Some of the most significant challenges digital and data efforts face within R&D are (remain) organizational. Traditional drug developers – those in the trenches, doing the work – are still trying to figure out what to make of data science and data scientists in what is still a largely traditional drug development world. This challenge is compounded by a massive gap between the hype of technology and contemporary reality.
On the other hand, when there is compelling, readily implementable technology, it’s enthusiastically adopted.
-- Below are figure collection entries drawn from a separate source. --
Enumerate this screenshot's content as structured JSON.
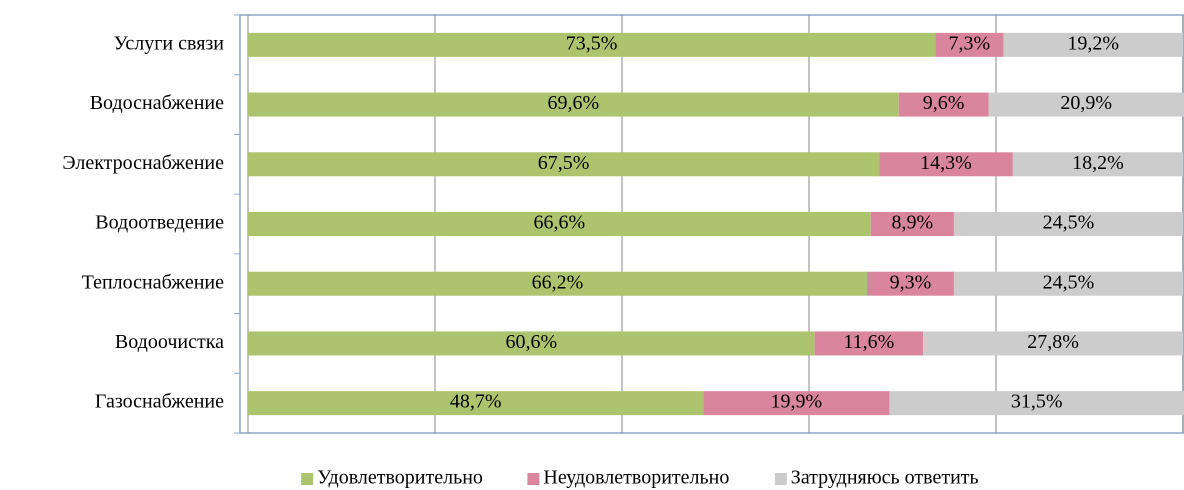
{
  "chart_data": {
    "type": "stacked-barh",
    "categories": [
      "Услуги связи",
      "Водоснабжение",
      "Электроснабжение",
      "Водоотведение",
      "Теплоснабжение",
      "Водоочистка",
      "Газоснабжение"
    ],
    "series": [
      {
        "name": "Удовлетворительно",
        "color": "#acc46e",
        "values": [
          73.5,
          69.6,
          67.5,
          66.6,
          66.2,
          60.6,
          48.7
        ],
        "value_labels": [
          "73,5%",
          "69,6%",
          "67,5%",
          "66,6%",
          "66,2%",
          "60,6%",
          "48,7%"
        ]
      },
      {
        "name": "Неудовлетворительно",
        "color": "#d8859d",
        "values": [
          7.3,
          9.6,
          14.3,
          8.9,
          9.3,
          11.6,
          19.9
        ],
        "value_labels": [
          "7,3%",
          "9,6%",
          "14,3%",
          "8,9%",
          "9,3%",
          "11,6%",
          "19,9%"
        ]
      },
      {
        "name": "Затрудняюсь ответить",
        "color": "#cccccc",
        "values": [
          19.2,
          20.9,
          18.2,
          24.5,
          24.5,
          27.8,
          31.5
        ],
        "value_labels": [
          "19,2%",
          "20,9%",
          "18,2%",
          "24,5%",
          "24,5%",
          "27,8%",
          "31,5%"
        ]
      }
    ],
    "xlim": [
      0,
      100
    ],
    "xticks": [
      0,
      20,
      40,
      60,
      80,
      100
    ],
    "grid": true,
    "legend": "bottom"
  }
}
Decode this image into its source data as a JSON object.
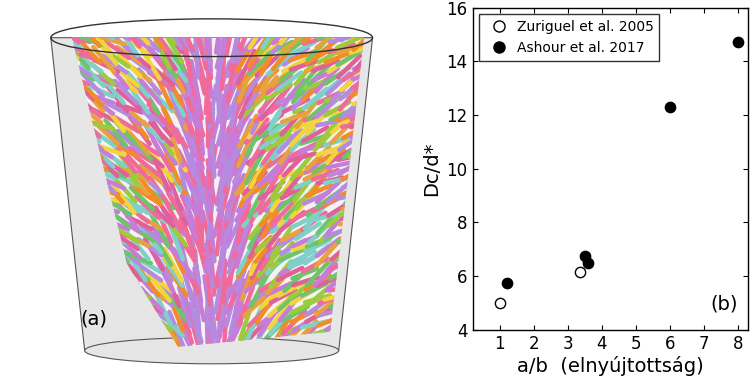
{
  "chart_data": {
    "type": "scatter",
    "x_label": "a/b  (elnyújtottság)",
    "y_label": "Dc/d*",
    "xlim": [
      0.2,
      8.3
    ],
    "xticks": [
      1,
      2,
      3,
      4,
      5,
      6,
      7,
      8
    ],
    "ylim": [
      4,
      16
    ],
    "yticks": [
      4,
      6,
      8,
      10,
      12,
      14,
      16
    ],
    "legend": "upper left",
    "annotations": [
      "(b)"
    ],
    "series": [
      {
        "name": "Zuriguel et al. 2005",
        "color": "#000000",
        "marker": "open circle",
        "x": [
          1.0,
          3.35
        ],
        "values": [
          5.0,
          6.15
        ]
      },
      {
        "name": "Ashour et al. 2017",
        "color": "#000000",
        "marker": "circle",
        "x": [
          1.2,
          3.5,
          3.6,
          6.0,
          8.0
        ],
        "values": [
          5.75,
          6.75,
          6.5,
          12.3,
          14.7
        ]
      }
    ]
  },
  "illustration": {
    "label": "(a)"
  }
}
Every structural biology group, for instance, routinely uses AlphaFold, the program that predicts protein folding (structure) based on underlying amino acid sequence data.
An area of real opportunity (and acknowledging my own bias) is translational medicine, where practitioners struggle to parse actionable insights from a motley collection of multi-modal data. (The need is particularly great given that the industry’s most costly problem — see here — is the absence of good translational models.) The concept of integrating diverse data to generate biological and clinical insights is universally celebrated, of course, but the data wrangling challenges are exceptional. Perhaps because of this, translational medicine, arguably, still hasn’t quite lived up to its potential. As a discipline, it offers particular promise to thoughtful data scientists, with profound opportunity for outsized impact.
R&D organizations recognize that emerging digital and data technologies represent important, perhaps essential, enabling tools to advance their mission. As Sanofi’s Frank Nestle explains, digital and data technologies are increasingly deployed across a range of R&D activities. So far, our reach far exceeds our grasp, but there’s been real progress, along with a high probability of more success. Our greatest challenges are navigating not the sexy analytics and data visualizations that everyone covets, but rather, the far less glamorous work of establishing the underlying data flows upon which everything depends. This is a lesson familiar to accomplished data scientists like Recursion’s Imran Haque and Verily’s Amy Abernethy, among others – see here.
The data challenges are amplified in large biopharmas because these companies:
- operate internationally, necessitating adherence to a wide array of data restrictions;
- are the result of decades of mergers and acquisitions, further complicating data management;
- inevitably involve complex organizational politics that must be navigated, as Stanford’s Jeffrey Pfeffer has compellingly described.
Data science continues to hold extraordinary promise for biopharma; translational medicine represents a particularly compelling opportunity. Our collective challenge is figuring out how to work through the considerable data wrangling challenges and deliver palpable progress.